Screen capture from the video showing the two alleged thieves being beaten up. 
A video published last week on social networks shows alleged petty thieves being humiliated and beaten by a group of men in a supermarket in Luanda, the capital of Angola. Our Observer says this incident illustrates the “lack of respect” toward women in her country.
During the first few seconds of the video, two women are photographed and filmed holding up a bottle of champagne, which, according to their attackers, they allegedly tried to steal from a supermarket called Prelex. The scene takes place in a warehouse located near the supermarket.
From there, the situation quickly turns violent. The men start hitting the two women all over their bodies with batons and belts. They then force them to eat hot spices before tying them to a pole and subjecting them to more torture.
This video created shockwaves in Angola. The president of the Organisation of Angolan Women, Luzia Ingles, demanded that the men in the video be “severely punished”. The country’s prosecutor-general opened an investigation that has led to the arrest of 11 people, including the supermarket’s manager, who admitted to taking part in the incident. The suspects risk being sentenced to up to eight years in jail.
WARNING: Though many parts of the original video have been edited out by FRANCE 24, this video still contains shocking images.

"Violence against women is quite common in my country"

Delma Monteiro is an independent consultant who works on issues related to AIDS and human rights in Angola. She lives in Luanda.
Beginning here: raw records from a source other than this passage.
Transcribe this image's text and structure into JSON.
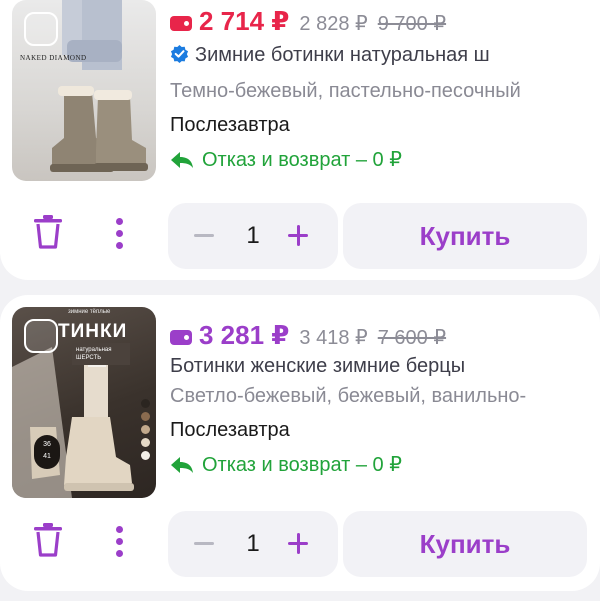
{
  "colors": {
    "accent": "#9b3ec9",
    "sale_red": "#e8254a",
    "sale_purple": "#9b3ec9",
    "return_green": "#21a33a",
    "verified_blue": "#1c7ce0"
  },
  "items": [
    {
      "image": {
        "brand_text": "NAKED DIAMOND"
      },
      "price": {
        "current": "2 714 ₽",
        "wallet_price": "2 828 ₽",
        "original": "9 700 ₽",
        "current_color": "#e8254a"
      },
      "title": "Зимние ботинки натуральная ш",
      "verified": true,
      "color_text": "Темно-бежевый, пастельно-песочный",
      "delivery": "Послезавтра",
      "return_text": "Отказ и возврат – 0 ₽",
      "quantity": "1",
      "buy_label": "Купить"
    },
    {
      "image": {
        "promo_top": "зимние         тёплые",
        "promo_title": "ТИНКИ",
        "promo_box": "натуральная ШЕРСТЬ",
        "size_from": "36",
        "size_to": "41"
      },
      "price": {
        "current": "3 281 ₽",
        "wallet_price": "3 418 ₽",
        "original": "7 600 ₽",
        "current_color": "#9b3ec9"
      },
      "title": "Ботинки женские зимние берцы",
      "verified": false,
      "color_text": "Светло-бежевый, бежевый, ванильно-",
      "delivery": "Послезавтра",
      "return_text": "Отказ и возврат – 0 ₽",
      "quantity": "1",
      "buy_label": "Купить"
    }
  ]
}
Beyond the cruelty and sadism displayed by the attackers, I was also shocked to see a woman present in the room, standing there as if nothing were wrong. [Editor’s Note: The woman in question appears at the very end of the video, when the two victims are tied to the pole].
Unfortunately, these acts of violence are quite common in my country because there’s a severe lack of respect towards women. Many similar crimes have gone unpunished. The men who filmed this horrible video naively published it on YouTube because they never thought they would get punished. And even in the cases where culprits get caught, they often get handed such light sentences that they don’t hesitate to attack women again.
There is also a double standard when it comes to crimes of passion. Prison sentences are much longer for women than for men. Take the case of Nerika Loureiro. In 2011, this young woman was sentenced to 17 years in prison for having killed her husband, under unclear circumstances. Meanwhile, last year, another woman, Romana Belarmino, was beaten to death by her husband, in the presence of their 5-year-old son. The husband was never officially found and no details about the case were ever rendered public.
"Some women see violence as being inevitable because there are no institutions that they can turn to for help"
In July 2011, our national assembly passed a law on domestic violence, but it is worded so vaguely that it has been of no help to women who are victims of violence. The law calls for education about sex equality, but the government has done nothing since then to educate people.
However, our entire society needs to come together to change attitudes toward women; it’s not just the government’s responsibility. Some women see violence as being inevitable because there are no institutions that they can turn to for help, not even just to talk about their problems. This means that children grow up in a really unhealthy atmosphere, where violence against women is practically normal. If nothing is done, some of these children will undoubtedly repeat their fathers’ mistakes when they grow up.